Echoing the stairs is a curved light bar featuring exposed halogen bulbs (the tiny ones, as used in a slide projector); when lighted, this chandelier sparkles like a row of distant stars. The same little but very bright bulbs illuminate the ceiling where they are hung, totally naked, with wiring, clips, and screws forming a Constructivist composition.
Also launching from the entrance level, but upward, is a two-storey circular staircase. Constructed only of maple treads and steel framing, this simple device dramatically spins to the offices above with a Baroque energy and Miesian elegance.
Beneath this giant corkscrew and at the bottom of the main staircase is Finland Hall, an all-purpose space riven by a 60-foot-high 'Grand Canyon', which brings daylight into the centre of the building and also provides visual excitement. The larger half of this hall, its 18-foot ceiling supported by six white concrete columns (metaphorical birch trees?), is defined by a seamless glass wall that overlooks the woods at the rear of the embassy.

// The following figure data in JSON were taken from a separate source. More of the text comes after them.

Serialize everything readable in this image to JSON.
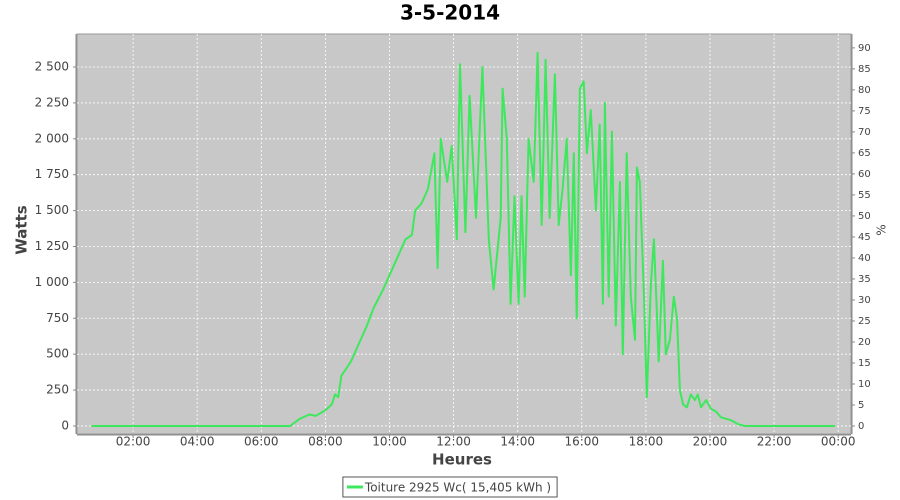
{
  "chart_data": {
    "type": "line",
    "title": "3-5-2014",
    "x_label": "Heures",
    "y_label": "Watts",
    "y2_label": "%",
    "x": [
      0.7,
      3.0,
      6.0,
      6.9,
      7.2,
      7.5,
      7.7,
      8.0,
      8.2,
      8.3,
      8.4,
      8.5,
      8.8,
      9.0,
      9.3,
      9.5,
      9.8,
      10.0,
      10.3,
      10.5,
      10.7,
      10.8,
      11.0,
      11.2,
      11.4,
      11.5,
      11.6,
      11.8,
      11.94,
      12.1,
      12.2,
      12.37,
      12.5,
      12.7,
      12.9,
      13.1,
      13.25,
      13.47,
      13.53,
      13.66,
      13.78,
      13.9,
      14.03,
      14.12,
      14.22,
      14.34,
      14.5,
      14.62,
      14.75,
      14.87,
      15.0,
      15.16,
      15.28,
      15.4,
      15.53,
      15.66,
      15.75,
      15.84,
      15.94,
      16.06,
      16.16,
      16.28,
      16.44,
      16.56,
      16.66,
      16.72,
      16.84,
      16.94,
      17.06,
      17.19,
      17.28,
      17.4,
      17.53,
      17.66,
      17.72,
      17.81,
      17.94,
      18.03,
      18.16,
      18.25,
      18.34,
      18.4,
      18.53,
      18.62,
      18.75,
      18.87,
      18.97,
      19.06,
      19.16,
      19.28,
      19.4,
      19.53,
      19.62,
      19.72,
      19.88,
      20.03,
      20.19,
      20.34,
      20.66,
      20.9,
      21.1,
      23.9
    ],
    "series": [
      {
        "name": "Toiture 2925 Wc( 15,405 kWh )",
        "color": "#3ee85c",
        "values": [
          0,
          0,
          0,
          0,
          50,
          80,
          70,
          110,
          150,
          220,
          200,
          350,
          450,
          550,
          700,
          820,
          950,
          1050,
          1200,
          1300,
          1330,
          1500,
          1550,
          1650,
          1900,
          1100,
          2000,
          1700,
          1950,
          1300,
          2520,
          1350,
          2300,
          1450,
          2500,
          1300,
          950,
          1450,
          2350,
          2000,
          850,
          1600,
          850,
          1600,
          900,
          2000,
          1700,
          2600,
          1400,
          2550,
          1450,
          2450,
          1400,
          1650,
          2000,
          1050,
          1900,
          750,
          2350,
          2400,
          1900,
          2200,
          1500,
          2100,
          850,
          2250,
          900,
          2050,
          700,
          1700,
          500,
          1900,
          900,
          600,
          1800,
          1700,
          900,
          200,
          1000,
          1300,
          800,
          450,
          1150,
          500,
          600,
          900,
          750,
          250,
          150,
          130,
          220,
          180,
          220,
          130,
          180,
          120,
          100,
          60,
          40,
          10,
          0,
          0
        ]
      }
    ],
    "xlim": [
      0.25,
      24.4
    ],
    "xticks": [
      {
        "value": 2,
        "label": "02:00"
      },
      {
        "value": 4,
        "label": "04:00"
      },
      {
        "value": 6,
        "label": "06:00"
      },
      {
        "value": 8,
        "label": "08:00"
      },
      {
        "value": 10,
        "label": "10:00"
      },
      {
        "value": 12,
        "label": "12:00"
      },
      {
        "value": 14,
        "label": "14:00"
      },
      {
        "value": 16,
        "label": "16:00"
      },
      {
        "value": 18,
        "label": "18:00"
      },
      {
        "value": 20,
        "label": "20:00"
      },
      {
        "value": 22,
        "label": "22:00"
      },
      {
        "value": 24,
        "label": "00:00"
      }
    ],
    "ylim": [
      -56,
      2730
    ],
    "yticks": [
      0,
      250,
      500,
      750,
      {
        "value": 1000,
        "label": "1 000"
      },
      {
        "value": 1250,
        "label": "1 250"
      },
      {
        "value": 1500,
        "label": "1 500"
      },
      {
        "value": 1750,
        "label": "1 750"
      },
      {
        "value": 2000,
        "label": "2 000"
      },
      {
        "value": 2250,
        "label": "2 250"
      },
      {
        "value": 2500,
        "label": "2 500"
      }
    ],
    "y2lim": [
      -1.9,
      93.3
    ],
    "y2ticks": [
      0,
      5,
      10,
      15,
      20,
      25,
      30,
      35,
      40,
      45,
      50,
      55,
      60,
      65,
      70,
      75,
      80,
      85,
      90
    ],
    "grid": true,
    "legend": "bottom",
    "plot_background": "#c8c8c8"
  }
}
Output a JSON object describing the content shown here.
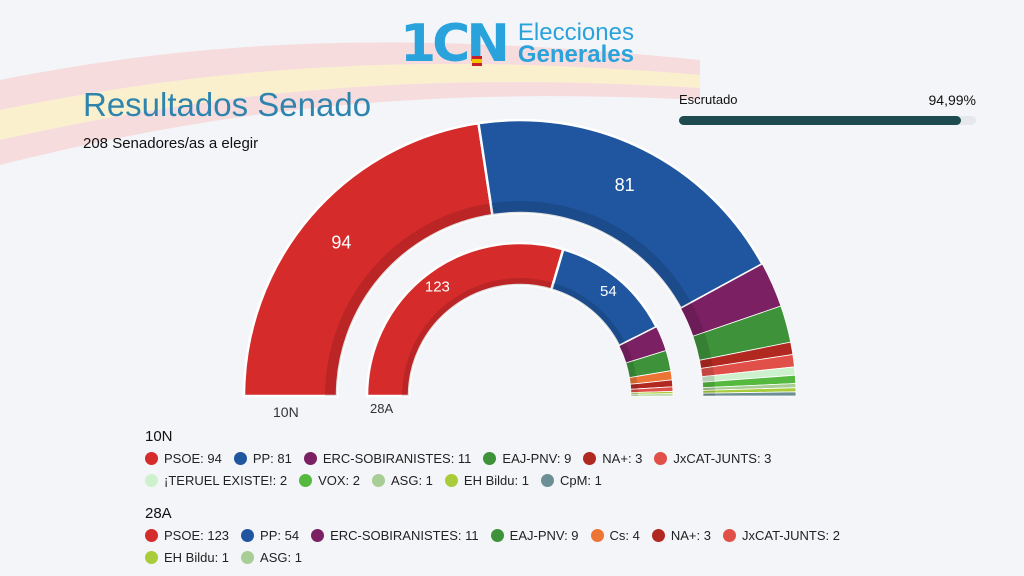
{
  "logo": {
    "mark": "1CN",
    "line1": "Elecciones",
    "line2": "Generales"
  },
  "header": {
    "title": "Resultados Senado",
    "subtitle": "208 Senadores/as a elegir"
  },
  "progress": {
    "label": "Escrutado",
    "value_text": "94,99%",
    "value": 94.99
  },
  "chart_data": {
    "type": "pie",
    "subtype": "parliament-semicircle",
    "title": "Resultados Senado",
    "total_seats": 208,
    "series": [
      {
        "name": "10N",
        "ring": "outer",
        "parties": [
          {
            "name": "PSOE",
            "seats": 94,
            "color": "#d52b2b",
            "label": "PSOE: 94",
            "show_value": true
          },
          {
            "name": "PP",
            "seats": 81,
            "color": "#1f569f",
            "label": "PP: 81",
            "show_value": true
          },
          {
            "name": "ERC-SOBIRANISTES",
            "seats": 11,
            "color": "#7b2063",
            "label": "ERC-SOBIRANISTES: 11"
          },
          {
            "name": "EAJ-PNV",
            "seats": 9,
            "color": "#3d923a",
            "label": "EAJ-PNV: 9"
          },
          {
            "name": "NA+",
            "seats": 3,
            "color": "#b0281f",
            "label": "NA+: 3"
          },
          {
            "name": "JxCAT-JUNTS",
            "seats": 3,
            "color": "#e05049",
            "label": "JxCAT-JUNTS: 3"
          },
          {
            "name": "¡TERUEL EXISTE!",
            "seats": 2,
            "color": "#cdf0cd",
            "label": "¡TERUEL EXISTE!: 2"
          },
          {
            "name": "VOX",
            "seats": 2,
            "color": "#55b93f",
            "label": "VOX: 2"
          },
          {
            "name": "ASG",
            "seats": 1,
            "color": "#a8cd95",
            "label": "ASG: 1"
          },
          {
            "name": "EH Bildu",
            "seats": 1,
            "color": "#a9cc3a",
            "label": "EH Bildu: 1"
          },
          {
            "name": "CpM",
            "seats": 1,
            "color": "#6b8f95",
            "label": "CpM: 1"
          }
        ]
      },
      {
        "name": "28A",
        "ring": "inner",
        "parties": [
          {
            "name": "PSOE",
            "seats": 123,
            "color": "#d52b2b",
            "label": "PSOE: 123",
            "show_value": true
          },
          {
            "name": "PP",
            "seats": 54,
            "color": "#1f569f",
            "label": "PP: 54",
            "show_value": true
          },
          {
            "name": "ERC-SOBIRANISTES",
            "seats": 11,
            "color": "#7b2063",
            "label": "ERC-SOBIRANISTES: 11"
          },
          {
            "name": "EAJ-PNV",
            "seats": 9,
            "color": "#3d923a",
            "label": "EAJ-PNV: 9"
          },
          {
            "name": "Cs",
            "seats": 4,
            "color": "#ec7434",
            "label": "Cs: 4"
          },
          {
            "name": "NA+",
            "seats": 3,
            "color": "#b0281f",
            "label": "NA+: 3"
          },
          {
            "name": "JxCAT-JUNTS",
            "seats": 2,
            "color": "#e05049",
            "label": "JxCAT-JUNTS: 2"
          },
          {
            "name": "EH Bildu",
            "seats": 1,
            "color": "#a9cc3a",
            "label": "EH Bildu: 1"
          },
          {
            "name": "ASG",
            "seats": 1,
            "color": "#a8cd95",
            "label": "ASG: 1"
          }
        ]
      }
    ],
    "legend_placement": "bottom"
  }
}
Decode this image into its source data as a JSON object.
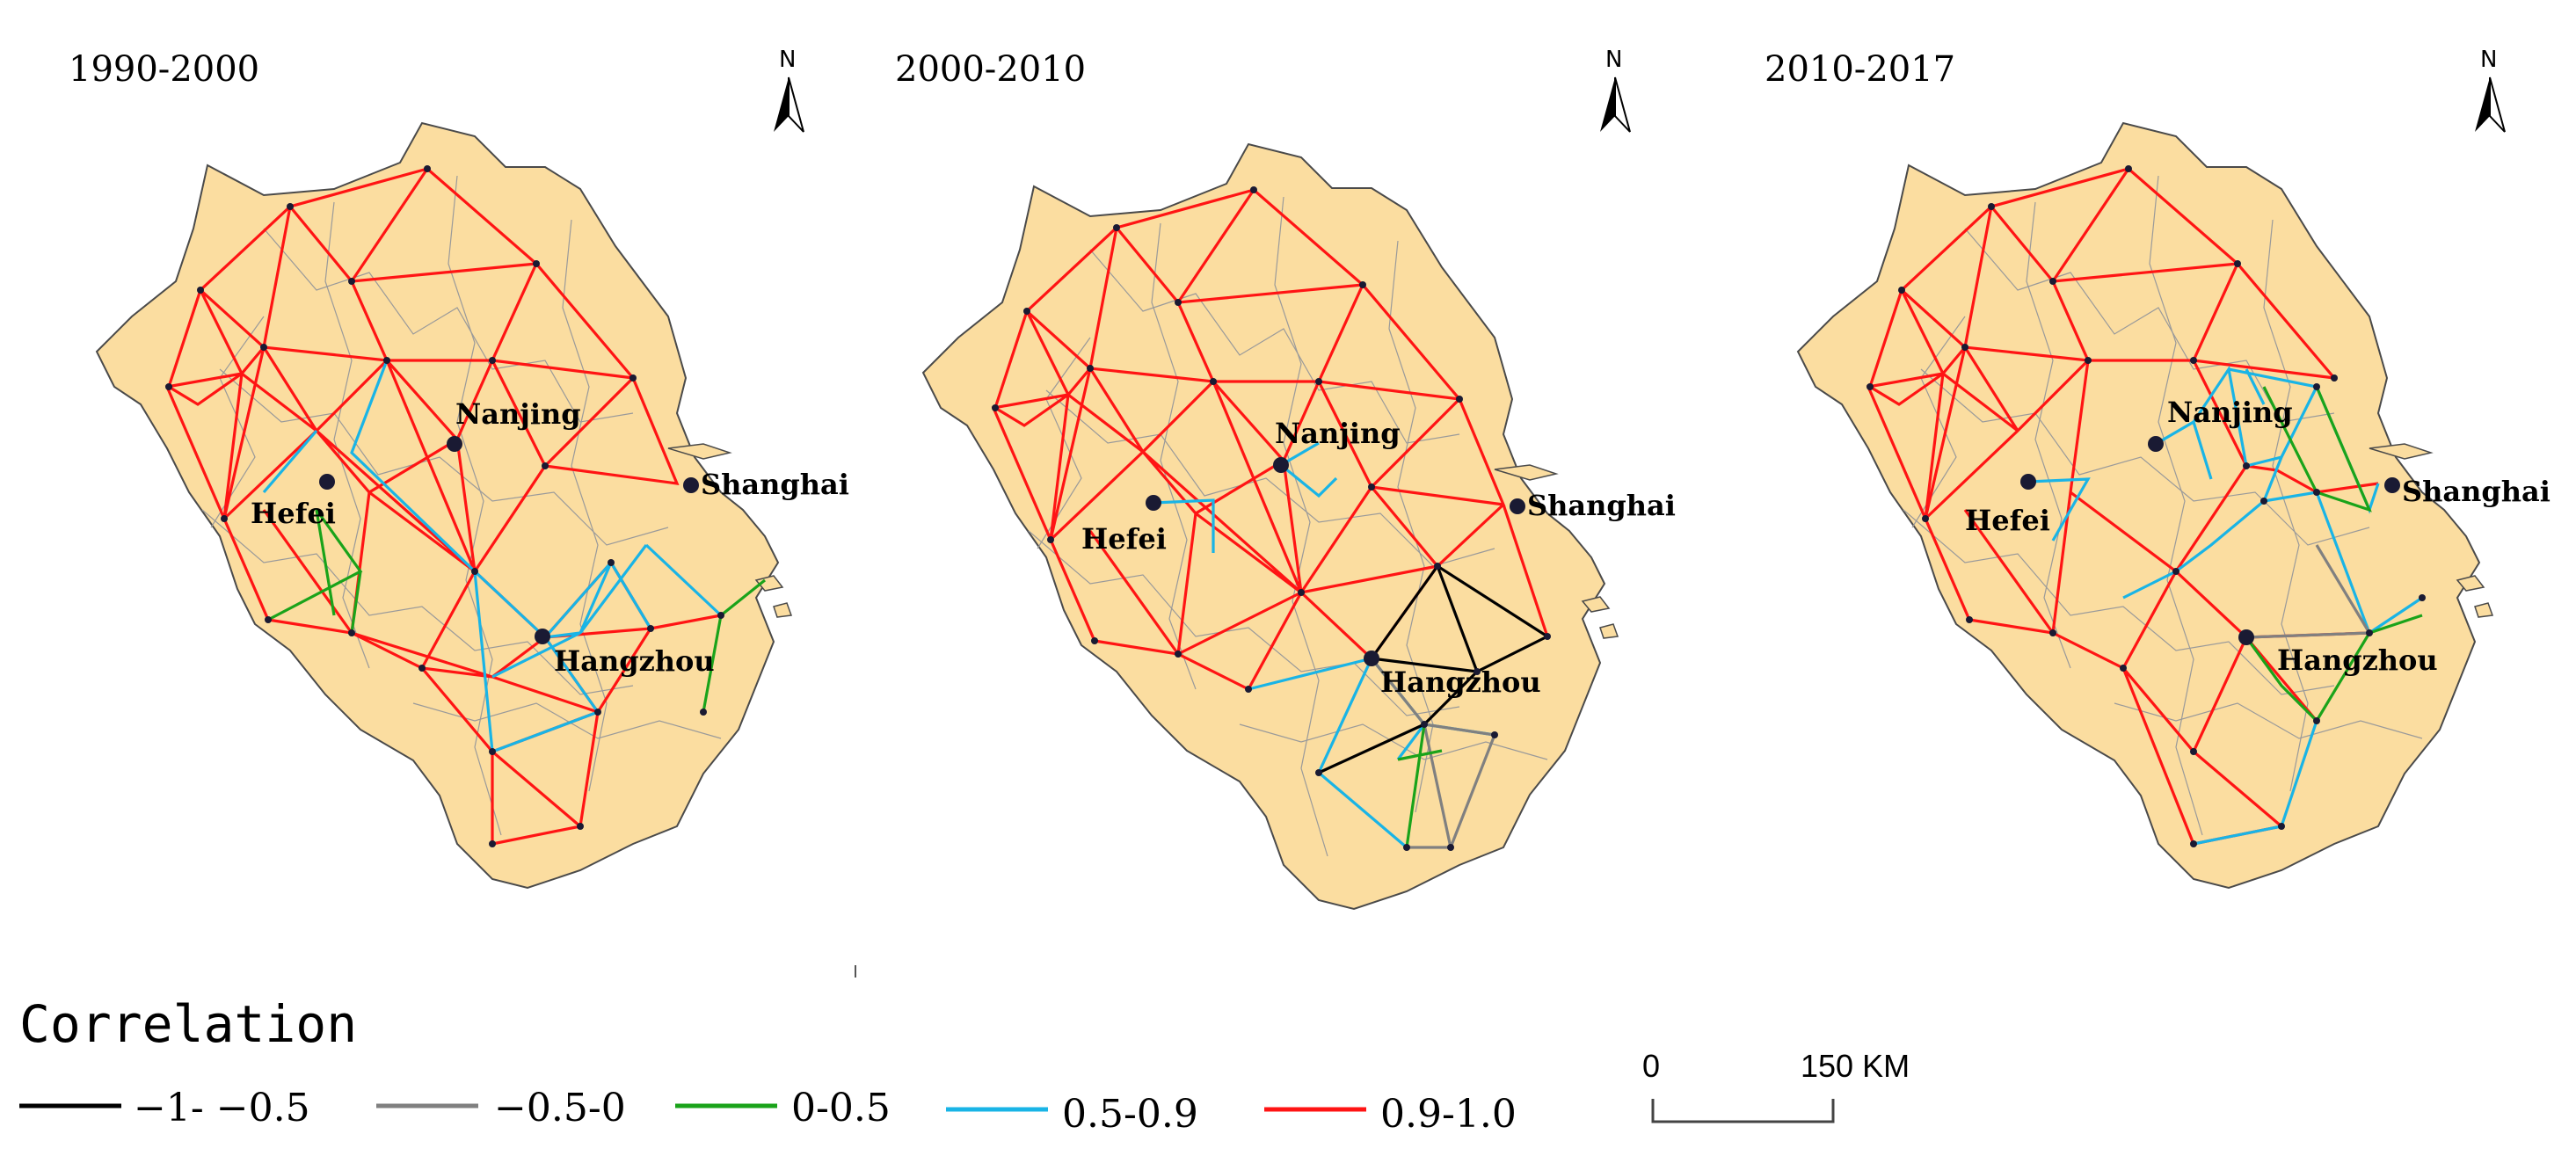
{
  "panels": [
    {
      "title": "1990-2000"
    },
    {
      "title": "2000-2010"
    },
    {
      "title": "2010-2017"
    }
  ],
  "cities": {
    "hefei": "Hefei",
    "nanjing": "Nanjing",
    "hangzhou": "Hangzhou",
    "shanghai": "Shanghai"
  },
  "north_label": "N",
  "legend": {
    "title": "Correlation",
    "items": [
      {
        "label": "−1‐ −0.5",
        "color": "#000000"
      },
      {
        "label": "−0.5‐0",
        "color": "#808080"
      },
      {
        "label": "0‐0.5",
        "color": "#1aa31a"
      },
      {
        "label": "0.5‐0.9",
        "color": "#19b4e6"
      },
      {
        "label": "0.9‐1.0",
        "color": "#ff1414"
      }
    ]
  },
  "scale_bar": {
    "start": "0",
    "end": "150 KM"
  },
  "colors": {
    "land": "#fbdda0",
    "outline": "#4a4a4a",
    "node": "#1a1a33"
  }
}
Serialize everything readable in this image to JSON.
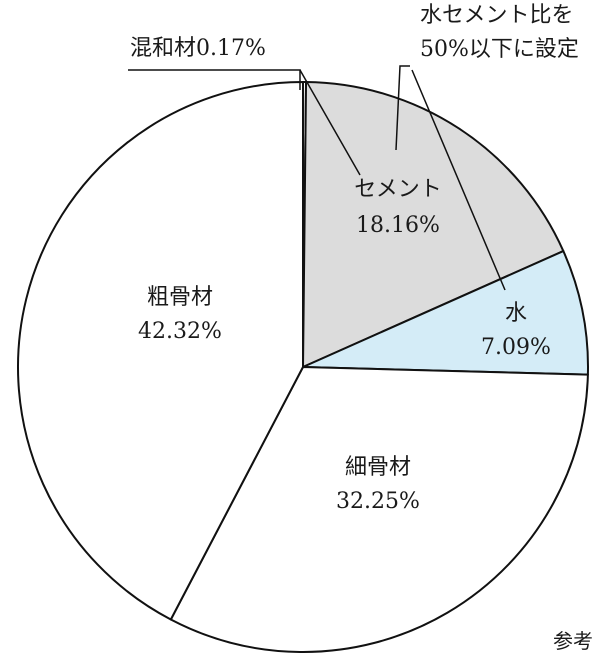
{
  "chart_data": {
    "type": "pie",
    "slices": [
      {
        "name": "混和材",
        "value": 0.17,
        "label": "混和材0.17%",
        "color": "#ffffff"
      },
      {
        "name": "セメント",
        "value": 18.16,
        "label": "18.16%",
        "color": "#dcdcdc"
      },
      {
        "name": "水",
        "value": 7.09,
        "label": "7.09%",
        "color": "#d4ecf7"
      },
      {
        "name": "細骨材",
        "value": 32.25,
        "label": "32.25%",
        "color": "#ffffff"
      },
      {
        "name": "粗骨材",
        "value": 42.32,
        "label": "42.32%",
        "color": "#ffffff"
      }
    ],
    "annotation": {
      "line1": "水セメント比を",
      "line2": "50%以下に設定"
    }
  },
  "source_note": "参考"
}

The appeal of nature through the dissolving wall is strong, but the first hall has an equally powerful pull. For, in addition to the flying staircases and flickering stars, there are two copper-sheathed (yes, copper-sheathed) conference rooms suspended in the space above, plus flanking service towers plated with sandblasted stainless steel. The combination of materials, all the wires and cables, and the gently colliding geometrical shapes not only works, but is breathtaking. The entire space is Piranesian -- half factory, half ocean liner, part Garbo, part Isambard Kingdom Brunel.